La publicité se reconfigure aussi autour de la recommandation. Un assistant peut citer une marque comme meilleure option sans que l’utilisateur ait vu un display classique. Les régies et les marques cherchent donc des formats où la sponsorisation est identifiable, traçable, et conforme. Dans l’Union européenne, la transparence publicitaire et la loyauté de l’information imposent d’éviter toute confusion entre conseil et promotion. Cette contrainte pousse vers des modèles hybrides, où l’IA propose, mais le marchand affiche clairement des résultats sponsorisés sur ses propres interfaces.
Une autre couche concerne la donnée d’avis et de satisfaction. Les assistants s’appuient largement sur des signaux de réputation, notes, retours, questions fréquentes. Les distributeurs veulent donc fiabiliser ces signaux, détecter les avis frauduleux, mieux catégoriser les motifs de retour, et faire remonter des indicateurs simples, robustesse, taille conforme, livraison, SAV. Cette amélioration sert à la fois le consommateur et la performance commerciale.
À court terme, l’enjeu pour Valiuz et les enseignes partenaires est de rester présents dans la phase de découverte sans perdre la relation directe. Cela passe par des partenariats technologiques, des connecteurs de données, et des expériences conversationnelles intégrées aux sites, qui gardent la main sur l’inventaire, les prix et la conformité. Dans les directions e-commerce, le sujet se traite comme un projet transverse, marketing, data, juridique, relation client, logistique.
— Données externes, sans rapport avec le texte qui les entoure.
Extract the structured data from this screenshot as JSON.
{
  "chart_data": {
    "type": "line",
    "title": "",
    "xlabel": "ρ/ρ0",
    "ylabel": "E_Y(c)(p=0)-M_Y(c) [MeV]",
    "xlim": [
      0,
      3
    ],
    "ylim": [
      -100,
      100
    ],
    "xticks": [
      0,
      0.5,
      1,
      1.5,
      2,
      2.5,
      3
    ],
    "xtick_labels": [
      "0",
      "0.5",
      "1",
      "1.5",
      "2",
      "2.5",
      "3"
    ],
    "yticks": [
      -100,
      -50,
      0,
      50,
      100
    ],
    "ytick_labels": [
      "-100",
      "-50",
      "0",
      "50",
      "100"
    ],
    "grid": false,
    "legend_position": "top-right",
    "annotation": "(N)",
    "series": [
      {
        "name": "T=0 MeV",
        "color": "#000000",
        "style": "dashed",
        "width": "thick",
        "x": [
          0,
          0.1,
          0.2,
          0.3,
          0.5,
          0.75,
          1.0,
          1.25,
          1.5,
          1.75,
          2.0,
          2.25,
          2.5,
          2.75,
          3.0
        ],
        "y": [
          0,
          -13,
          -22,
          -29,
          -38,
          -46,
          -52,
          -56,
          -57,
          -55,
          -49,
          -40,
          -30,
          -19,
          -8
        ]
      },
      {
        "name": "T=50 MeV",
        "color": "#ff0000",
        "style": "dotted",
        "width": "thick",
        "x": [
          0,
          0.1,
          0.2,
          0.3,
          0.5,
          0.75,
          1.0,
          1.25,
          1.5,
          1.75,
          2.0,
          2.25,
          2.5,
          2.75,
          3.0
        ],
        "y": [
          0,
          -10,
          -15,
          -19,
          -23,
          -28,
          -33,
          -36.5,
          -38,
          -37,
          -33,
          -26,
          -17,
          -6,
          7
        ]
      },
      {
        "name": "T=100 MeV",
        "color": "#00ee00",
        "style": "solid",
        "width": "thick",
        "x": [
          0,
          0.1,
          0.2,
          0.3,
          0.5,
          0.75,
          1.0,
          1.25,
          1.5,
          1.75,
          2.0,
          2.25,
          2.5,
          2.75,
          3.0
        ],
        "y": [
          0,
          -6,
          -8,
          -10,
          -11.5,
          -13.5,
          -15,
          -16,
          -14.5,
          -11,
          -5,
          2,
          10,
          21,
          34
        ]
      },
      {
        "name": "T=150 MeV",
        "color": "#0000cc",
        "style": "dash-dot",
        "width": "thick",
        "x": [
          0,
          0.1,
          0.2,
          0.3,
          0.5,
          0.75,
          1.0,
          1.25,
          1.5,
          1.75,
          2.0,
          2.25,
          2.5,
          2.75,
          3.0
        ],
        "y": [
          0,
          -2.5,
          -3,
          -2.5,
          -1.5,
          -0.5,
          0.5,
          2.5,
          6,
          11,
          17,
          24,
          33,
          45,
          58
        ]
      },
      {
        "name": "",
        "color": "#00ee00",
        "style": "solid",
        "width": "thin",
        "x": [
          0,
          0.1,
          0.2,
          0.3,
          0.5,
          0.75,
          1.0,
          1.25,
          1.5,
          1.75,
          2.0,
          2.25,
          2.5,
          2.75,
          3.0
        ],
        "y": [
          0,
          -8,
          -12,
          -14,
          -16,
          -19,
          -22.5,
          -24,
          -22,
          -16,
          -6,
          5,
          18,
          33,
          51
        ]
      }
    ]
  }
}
Le marché mondial de l’IA e-commerce atteint 11,21 milliards de dollars en 2026
La progression des assistants IA dans l’achat en ligne s’inscrit dans un mouvement économique plus large. Une compilation de statistiques sectorielles mentionne une taille de marché mondial de l’IA dans l’e-commerce d’environ 11,21 milliards de dollars en 2026, contre 8,65 milliards en 2025. Même si ces estimations varient selon les cabinets et les périmètres retenus, elles décrivent une accélération des investissements, outils de recommandation, service client, lutte anti-fraude, optimisation des prix, production de contenus et automatisation des campagnes.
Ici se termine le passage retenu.